Police focus for complaints
BY DINAH ARNDT CHIEF POLITICAL REPORTER
26 Sep, 2011 08:16 AM
COMPLAINTS against police prompted a third of the investigations carried out by Tasmania’s Integrity Commission.
Most of the 164 complaints to the commission in its first year of operation haven’t been pursued.
But of those that have been, about a third related to complaints against the police, followed by councils.
Only a small number were about politicians.
Chief Commissioner Murray Kellam said that was unsurprising given the high level of contact that police had with the public.
He said the commission would like to have a permanent place at the police academy, which was supported by Tasmania Police.
“The percentage of complaints about police in this state is lower than the percentage of complaints we see to other bodies in other states,” he said.
“I think the police are already taking very good steps and the public can have confidence in them.

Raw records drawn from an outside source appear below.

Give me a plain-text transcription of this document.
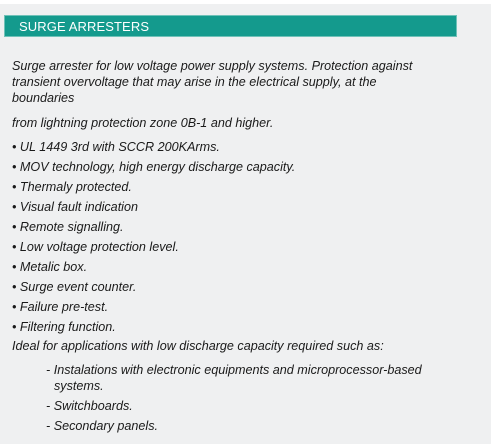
SURGE ARRESTERS
Surge arrester for low voltage power supply systems. Protection against
transient overvoltage that may arise in the electrical supply, at the
boundaries
from lightning protection zone 0B-1 and higher.
• UL 1449 3rd with SCCR 200KArms.
• MOV technology, high energy discharge capacity.
• Thermaly protected.
• Visual fault indication
• Remote signalling.
• Low voltage protection level.
• Metalic box.
• Surge event counter.
• Failure pre-test.
• Filtering function.
Ideal for applications with low discharge capacity required such as:
- Instalations with electronic equipments and microprocessor-based
systems.
- Switchboards.
- Secondary panels.
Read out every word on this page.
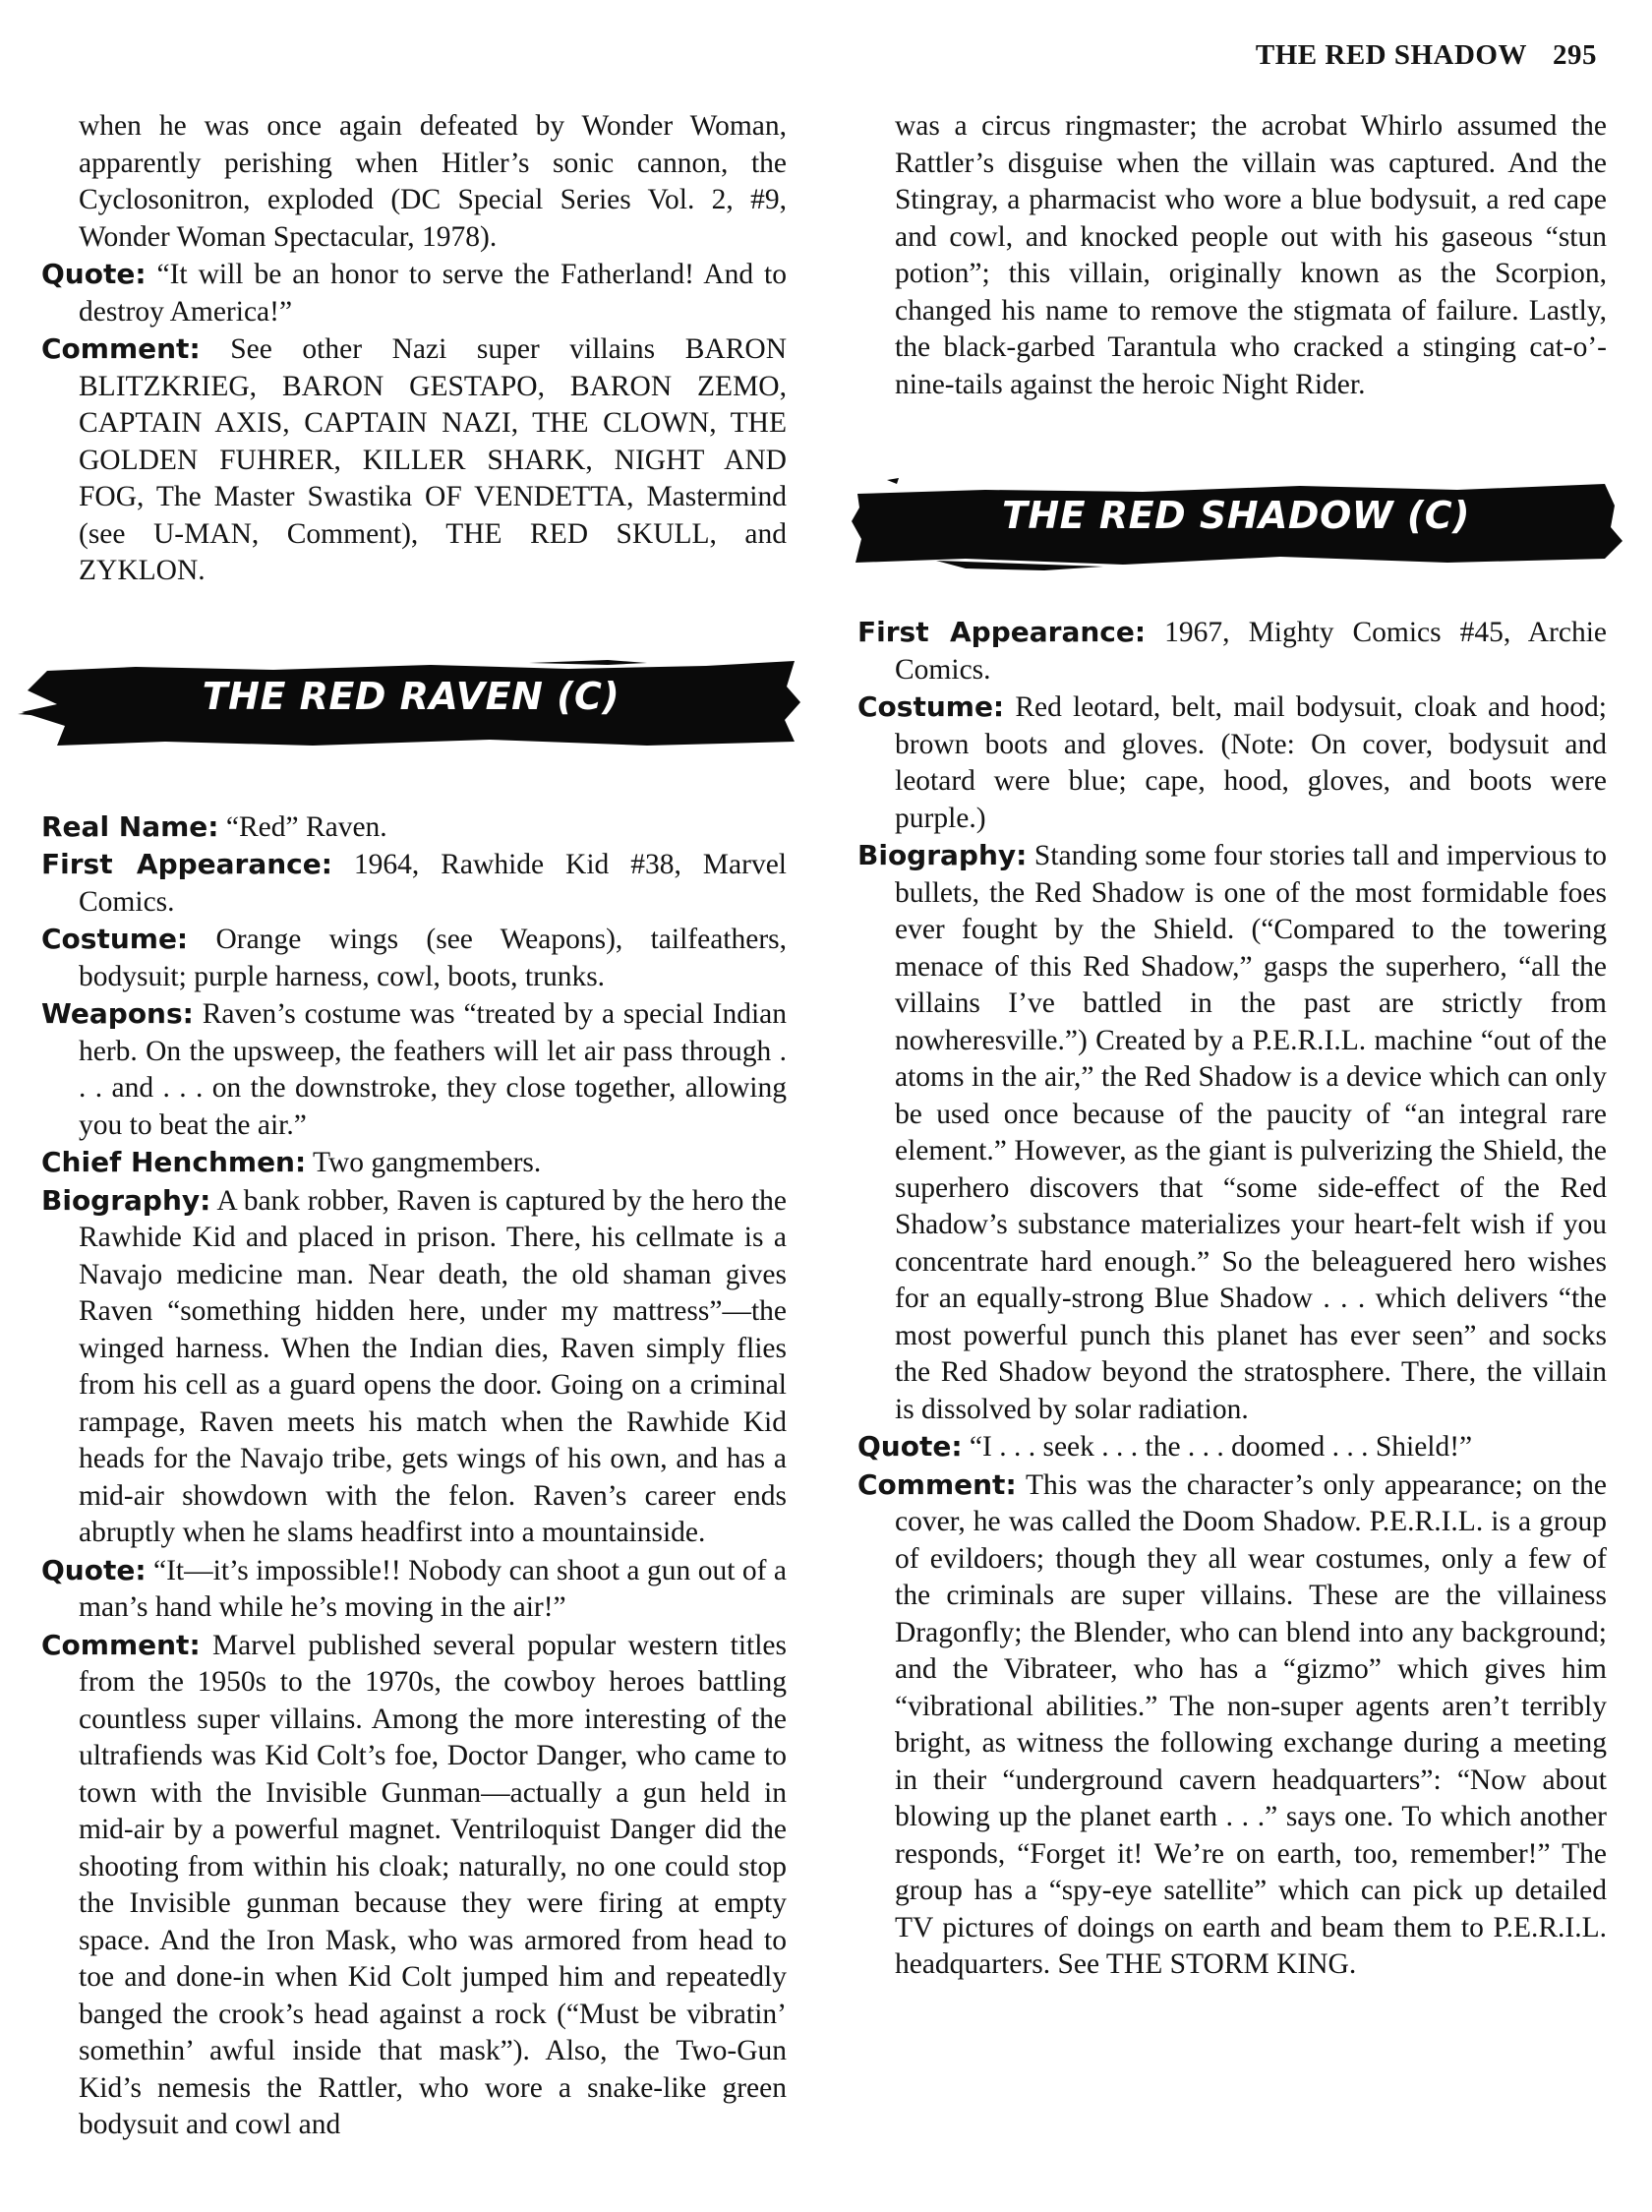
THE RED SHADOW 295

when he was once again defeated by Wonder Woman, apparently perishing when Hitler’s sonic cannon, the Cyclosonitron, exploded (DC Special Series Vol. 2, #9, Wonder Woman Spectacular, 1978).

Quote: “It will be an honor to serve the Fatherland! And to destroy America!”

Comment: See other Nazi super villains BARON BLITZKRIEG, BARON GESTAPO, BARON ZEMO, CAPTAIN AXIS, CAPTAIN NAZI, THE CLOWN, THE GOLDEN FUHRER, KILLER SHARK, NIGHT AND FOG, The Master Swastika OF VENDETTA, Mastermind (see U-MAN, Comment), THE RED SKULL, and ZYKLON.

THE RED RAVEN (C)

Real Name: “Red” Raven.

First Appearance: 1964, Rawhide Kid #38, Marvel Comics.

Costume: Orange wings (see Weapons), tailfeathers, bodysuit; purple harness, cowl, boots, trunks.

Weapons: Raven’s costume was “treated by a special Indian herb. On the upsweep, the feathers will let air pass through . . . and . . . on the downstroke, they close together, allowing you to beat the air.”

Chief Henchmen: Two gangmembers.

Biography: A bank robber, Raven is captured by the hero the Rawhide Kid and placed in prison. There, his cellmate is a Navajo medicine man. Near death, the old shaman gives Raven “something hidden here, under my mattress”—the winged harness. When the Indian dies, Raven simply flies from his cell as a guard opens the door. Going on a criminal rampage, Raven meets his match when the Rawhide Kid heads for the Navajo tribe, gets wings of his own, and has a mid-air showdown with the felon. Raven’s career ends abruptly when he slams headfirst into a mountainside.

Quote: “It—it’s impossible!! Nobody can shoot a gun out of a man’s hand while he’s moving in the air!”

Comment: Marvel published several popular western titles from the 1950s to the 1970s, the cowboy heroes battling countless super villains. Among the more interesting of the ultrafiends was Kid Colt’s foe, Doctor Danger, who came to town with the Invisible Gunman—actually a gun held in mid-air by a powerful magnet. Ventriloquist Danger did the shooting from within his cloak; naturally, no one could stop the Invisible gunman because they were firing at empty space. And the Iron Mask, who was armored from head to toe and done-in when Kid Colt jumped him and repeatedly banged the crook’s head against a rock (“Must be vibratin’ somethin’ awful inside that mask”). Also, the Two-Gun Kid’s nemesis the Rattler, who wore a snake-like green bodysuit and cowl and

was a circus ringmaster; the acrobat Whirlo assumed the Rattler’s disguise when the villain was captured. And the Stingray, a pharmacist who wore a blue bodysuit, a red cape and cowl, and knocked people out with his gaseous “stun potion”; this villain, originally known as the Scorpion, changed his name to remove the stigmata of failure. Lastly, the black-garbed Tarantula who cracked a stinging cat-o’-nine-tails against the heroic Night Rider.

THE RED SHADOW (C)

First Appearance: 1967, Mighty Comics #45, Archie Comics.

Costume: Red leotard, belt, mail bodysuit, cloak and hood; brown boots and gloves. (Note: On cover, bodysuit and leotard were blue; cape, hood, gloves, and boots were purple.)

Biography: Standing some four stories tall and impervious to bullets, the Red Shadow is one of the most formidable foes ever fought by the Shield. (“Compared to the towering menace of this Red Shadow,” gasps the superhero, “all the villains I’ve battled in the past are strictly from nowheresville.”) Created by a P.E.R.I.L. machine “out of the atoms in the air,” the Red Shadow is a device which can only be used once because of the paucity of “an integral rare element.” However, as the giant is pulverizing the Shield, the superhero discovers that “some side-effect of the Red Shadow’s substance materializes your heart-felt wish if you concentrate hard enough.” So the beleaguered hero wishes for an equally-strong Blue Shadow . . . which delivers “the most powerful punch this planet has ever seen” and socks the Red Shadow beyond the stratosphere. There, the villain is dissolved by solar radiation.

Quote: “I . . . seek . . . the . . . doomed . . . Shield!”

Comment: This was the character’s only appearance; on the cover, he was called the Doom Shadow. P.E.R.I.L. is a group of evildoers; though they all wear costumes, only a few of the criminals are super villains. These are the villainess Dragonfly; the Blender, who can blend into any background; and the Vibrateer, who has a “gizmo” which gives him “vibrational abilities.” The non-super agents aren’t terribly bright, as witness the following exchange during a meeting in their “underground cavern headquarters”: “Now about blowing up the planet earth . . .” says one. To which another responds, “Forget it! We’re on earth, too, remember!” The group has a “spy-eye satellite” which can pick up detailed TV pictures of doings on earth and beam them to P.E.R.I.L. headquarters. See THE STORM KING.
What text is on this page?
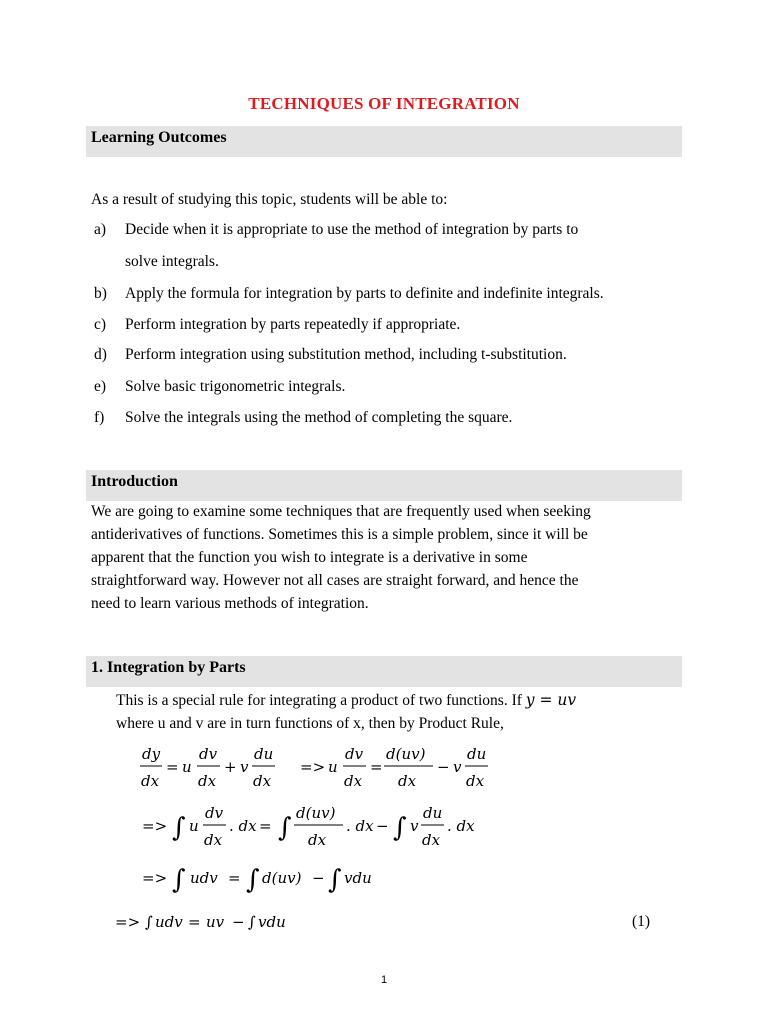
TECHNIQUES OF INTEGRATION
Learning Outcomes
As a result of studying this topic, students will be able to:
a) Decide when it is appropriate to use the method of integration by parts to
solve integrals.
b) Apply the formula for integration by parts to definite and indefinite integrals.
c) Perform integration by parts repeatedly if appropriate.
d) Perform integration using substitution method, including t-substitution.
e) Solve basic trigonometric integrals.
f) Solve the integrals using the method of completing the square.
Introduction
We are going to examine some techniques that are frequently used when seeking
antiderivatives of functions. Sometimes this is a simple problem, since it will be
apparent that the function you wish to integrate is a derivative in some
straightforward way. However not all cases are straight forward, and hence the
need to learn various methods of integration.
1. Integration by Parts
This is a special rule for integrating a product of two functions. If y = uv
where u and v are in turn functions of x, then by Product Rule,
dy
dx
= u
dv
dx
+ v
du
dx
=> u
dv
dx
=
d(uv)
dx
− v
du
dx
=> ∫ u
dv
dx
. dx = ∫ d(uv)
dx
. dx − ∫ v
du
dx
. dx
=> ∫ udv = ∫ d(uv) − ∫ vdu
=> ∫ udv = uv − ∫ vdu	(1)
1
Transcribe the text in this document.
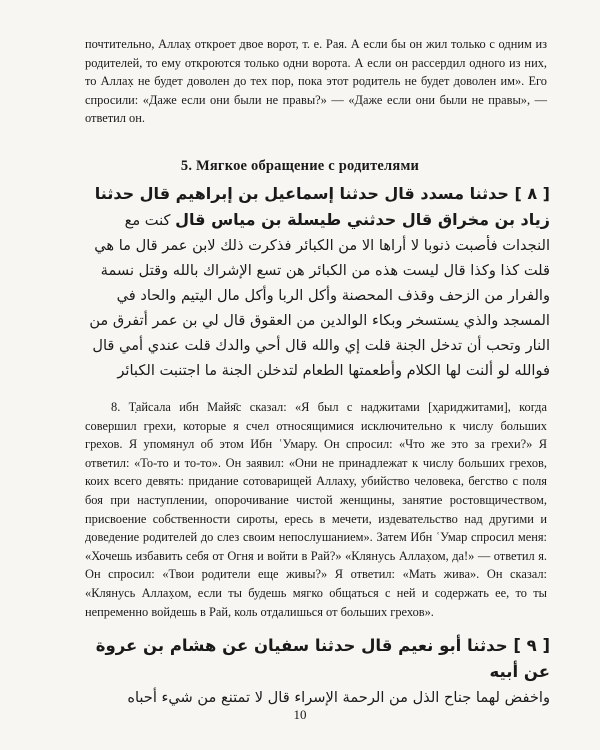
почтительно, Аллаx̣ откроет двое ворот, т. е. Рая. А если бы он жил только с одним из родителей, то ему откроются только одни ворота. А если он рассердил одного из них, то Аллаx̣ не будет доволен до тех пор, пока этот родитель не будет доволен им». Его спросили: «Даже если они были не правы?» — «Даже если они были не правы», — ответил он.

5. Мягкое обращение с родителями

[ ٨ ] حدثنا مسدد قال حدثنا إسماعيل بن إبراهيم قال حدثنا زياد بن مخراق قال حدثني طيسلة بن مياس قال كنت مع النجدات فأصبت ذنوبا لا أراها الا من الكبائر فذكرت ذلك لابن عمر قال ما هي قلت كذا وكذا قال ليست هذه من الكبائر هن تسع الإشراك بالله وقتل نسمة والفرار من الزحف وقذف المحصنة وأكل الربا وأكل مال اليتيم والحاد في المسجد والذي يستسخر وبكاء الوالدين من العقوق قال لي بن عمر أتفرق من النار وتحب أن تدخل الجنة قلت إي والله قال أحي والدك قلت عندي أمي قال فوالله لو ألنت لها الكلام وأطعمتها الطعام لتدخلن الجنة ما اجتنبت الكبائر

8. Т̣айсала ибн Майя̄с сказал: «Я был с наджитами [х̣ариджитами], когда совершил грехи, которые я счел относящимися исключительно к числу больших грехов. Я упомянул об этом Ибн ʿУмару. Он спросил: «Что же это за грехи?» Я ответил: «То-то и то-то». Он заявил: «Они не принадлежат к числу больших грехов, коих всего девять: придание сотоварищей Аллаху, убийство человека, бегство с поля боя при наступлении, опорочивание чистой женщины, занятие ростовщичеством, присвоение собственности сироты, ересь в мечети, издевательство над другими и доведение родителей до слез своим непослушанием». Затем Ибн ʿУмар спросил меня: «Хочешь избавить себя от Огня и войти в Рай?» «Клянусь Аллаx̣ом, да!» — ответил я. Он спросил: «Твои родители еще живы?» Я ответил: «Мать жива». Он сказал: «Клянусь Аллаx̣ом, если ты будешь мягко общаться с ней и содержать ее, то ты непременно войдешь в Рай, коль отдалишься от больших грехов».

[ ٩ ] حدثنا أبو نعيم قال حدثنا سفيان عن هشام بن عروة عن أبيه
واخفض لهما جناح الذل من الرحمة الإسراء قال لا تمتنع من شيء أحباه

10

The police are also very keen for us to join with them in having a position right from the start at induction time, and perhaps even for promotional courses.”
From the 40 investigations under way, and those already completed, Mr Kellam said there was no evidence of systemic corruption in Tasmania.
Conflict of interest is proving to be the most common source of complaint.
The commission is seeking clarity from State Parliament on its act, but Mr Kellam said that was not about needing new or expanded powers.
While many heralded the commission as “the big stick” that would pull public servants and politicians into line, Mr Kellam believes its role is about education.
“I really don’t see our central focus as chasing down naughty people,” he said.
“It’s a different culture down here, and I think that culture is best served by the way we tend to work, and that’s quietly with an educational focus and trying to encourage a culture of openness and transparency.”